Does a psychologist have a duty of care to protect others from the actions of their patients?


Yes, if a psychologist determines that a patient poses a threat, they incur a duty of care to protect the victim(s).


Justice Clark, J.

Justice Clark dissents on the grounds that the duty of care standard should not be construed to make an individual responsible for someone else’s conduct.  He opines that the opinion of the majority is against public policy because it would deter those who need help from seeking it, and deter those who do seek treatment from telling the honest truth.  He further argues that this would also undermine the treatment itself by eroding confidence in the confidentiality of the sessions.  He concludes by arguing that the standard articulated by the majority will unduly restrict the liberties of those who seek treatment by increasing the probability of involuntary confinement to avoid liability under the majority’s standard.
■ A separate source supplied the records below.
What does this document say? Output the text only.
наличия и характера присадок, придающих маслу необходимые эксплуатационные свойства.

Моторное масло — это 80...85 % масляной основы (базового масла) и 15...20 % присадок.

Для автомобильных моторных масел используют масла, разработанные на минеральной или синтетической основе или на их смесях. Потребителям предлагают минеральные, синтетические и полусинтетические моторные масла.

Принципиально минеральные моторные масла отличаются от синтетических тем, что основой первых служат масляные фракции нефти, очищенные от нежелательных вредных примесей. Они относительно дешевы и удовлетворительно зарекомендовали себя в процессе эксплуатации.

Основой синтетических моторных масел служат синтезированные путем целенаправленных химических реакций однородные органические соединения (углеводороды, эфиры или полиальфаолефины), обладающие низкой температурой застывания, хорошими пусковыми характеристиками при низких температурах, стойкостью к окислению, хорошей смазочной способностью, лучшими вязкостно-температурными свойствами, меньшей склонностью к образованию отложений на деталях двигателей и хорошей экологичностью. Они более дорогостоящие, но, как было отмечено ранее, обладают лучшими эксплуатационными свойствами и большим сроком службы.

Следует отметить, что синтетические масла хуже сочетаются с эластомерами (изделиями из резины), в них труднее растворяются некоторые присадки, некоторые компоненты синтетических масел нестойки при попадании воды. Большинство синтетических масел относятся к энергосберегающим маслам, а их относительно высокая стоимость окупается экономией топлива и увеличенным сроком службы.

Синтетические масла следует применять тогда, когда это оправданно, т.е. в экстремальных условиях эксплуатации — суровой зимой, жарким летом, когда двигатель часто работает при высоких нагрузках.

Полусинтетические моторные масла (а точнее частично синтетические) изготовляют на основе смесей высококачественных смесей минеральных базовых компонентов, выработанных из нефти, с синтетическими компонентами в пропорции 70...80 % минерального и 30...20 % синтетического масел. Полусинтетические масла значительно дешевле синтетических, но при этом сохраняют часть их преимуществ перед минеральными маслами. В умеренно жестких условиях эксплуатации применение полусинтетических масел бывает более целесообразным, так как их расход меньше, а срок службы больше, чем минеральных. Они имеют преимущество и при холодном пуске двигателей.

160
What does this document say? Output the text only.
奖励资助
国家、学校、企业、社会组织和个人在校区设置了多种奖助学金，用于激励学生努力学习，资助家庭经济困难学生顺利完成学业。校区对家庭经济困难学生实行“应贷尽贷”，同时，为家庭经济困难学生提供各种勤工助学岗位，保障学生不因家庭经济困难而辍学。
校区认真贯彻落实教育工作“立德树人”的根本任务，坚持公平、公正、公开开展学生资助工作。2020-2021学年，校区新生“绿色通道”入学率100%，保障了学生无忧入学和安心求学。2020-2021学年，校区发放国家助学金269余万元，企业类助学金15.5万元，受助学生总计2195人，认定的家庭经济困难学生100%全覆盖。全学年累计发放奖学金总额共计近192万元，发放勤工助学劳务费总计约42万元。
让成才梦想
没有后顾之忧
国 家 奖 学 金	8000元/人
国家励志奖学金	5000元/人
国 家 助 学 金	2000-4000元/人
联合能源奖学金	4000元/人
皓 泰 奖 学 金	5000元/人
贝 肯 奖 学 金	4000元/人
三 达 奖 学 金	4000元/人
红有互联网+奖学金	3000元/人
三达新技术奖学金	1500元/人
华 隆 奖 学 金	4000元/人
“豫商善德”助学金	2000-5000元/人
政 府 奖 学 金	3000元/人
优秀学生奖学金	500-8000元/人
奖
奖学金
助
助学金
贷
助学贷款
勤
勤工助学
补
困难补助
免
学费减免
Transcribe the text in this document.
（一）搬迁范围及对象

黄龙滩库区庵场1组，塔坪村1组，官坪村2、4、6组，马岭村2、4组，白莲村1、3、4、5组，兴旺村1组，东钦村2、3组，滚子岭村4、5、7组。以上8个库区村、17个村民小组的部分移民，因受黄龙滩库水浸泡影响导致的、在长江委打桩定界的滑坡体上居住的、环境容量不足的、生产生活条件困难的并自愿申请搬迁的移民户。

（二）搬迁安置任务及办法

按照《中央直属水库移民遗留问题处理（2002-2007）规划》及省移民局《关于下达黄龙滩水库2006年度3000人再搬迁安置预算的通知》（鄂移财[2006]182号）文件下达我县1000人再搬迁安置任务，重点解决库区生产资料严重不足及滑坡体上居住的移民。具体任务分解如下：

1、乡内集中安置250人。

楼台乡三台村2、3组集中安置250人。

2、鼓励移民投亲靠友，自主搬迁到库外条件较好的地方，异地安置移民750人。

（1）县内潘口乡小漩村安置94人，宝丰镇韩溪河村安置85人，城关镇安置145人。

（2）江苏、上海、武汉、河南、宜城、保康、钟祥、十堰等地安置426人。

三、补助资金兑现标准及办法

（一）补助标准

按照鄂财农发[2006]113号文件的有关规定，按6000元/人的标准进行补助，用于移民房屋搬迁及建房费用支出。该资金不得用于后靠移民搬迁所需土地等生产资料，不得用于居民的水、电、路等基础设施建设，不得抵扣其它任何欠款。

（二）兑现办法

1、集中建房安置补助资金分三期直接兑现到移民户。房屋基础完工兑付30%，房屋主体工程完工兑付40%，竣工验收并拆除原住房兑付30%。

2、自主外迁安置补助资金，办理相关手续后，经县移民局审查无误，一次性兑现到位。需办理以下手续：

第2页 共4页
The Court reasons that the duty of care extends into the professional realm.  They hold that this duty extends liability ‘for injury occasioned to another by his want of ordinary care and skill’ which was met by the facts at hand because of the nature of the relationship between Poddar and the psychologist.  They deem this a special relationship, sufficient to invoke the psychologists’ duty to Tarasoff, and attach liability for his failure to take action.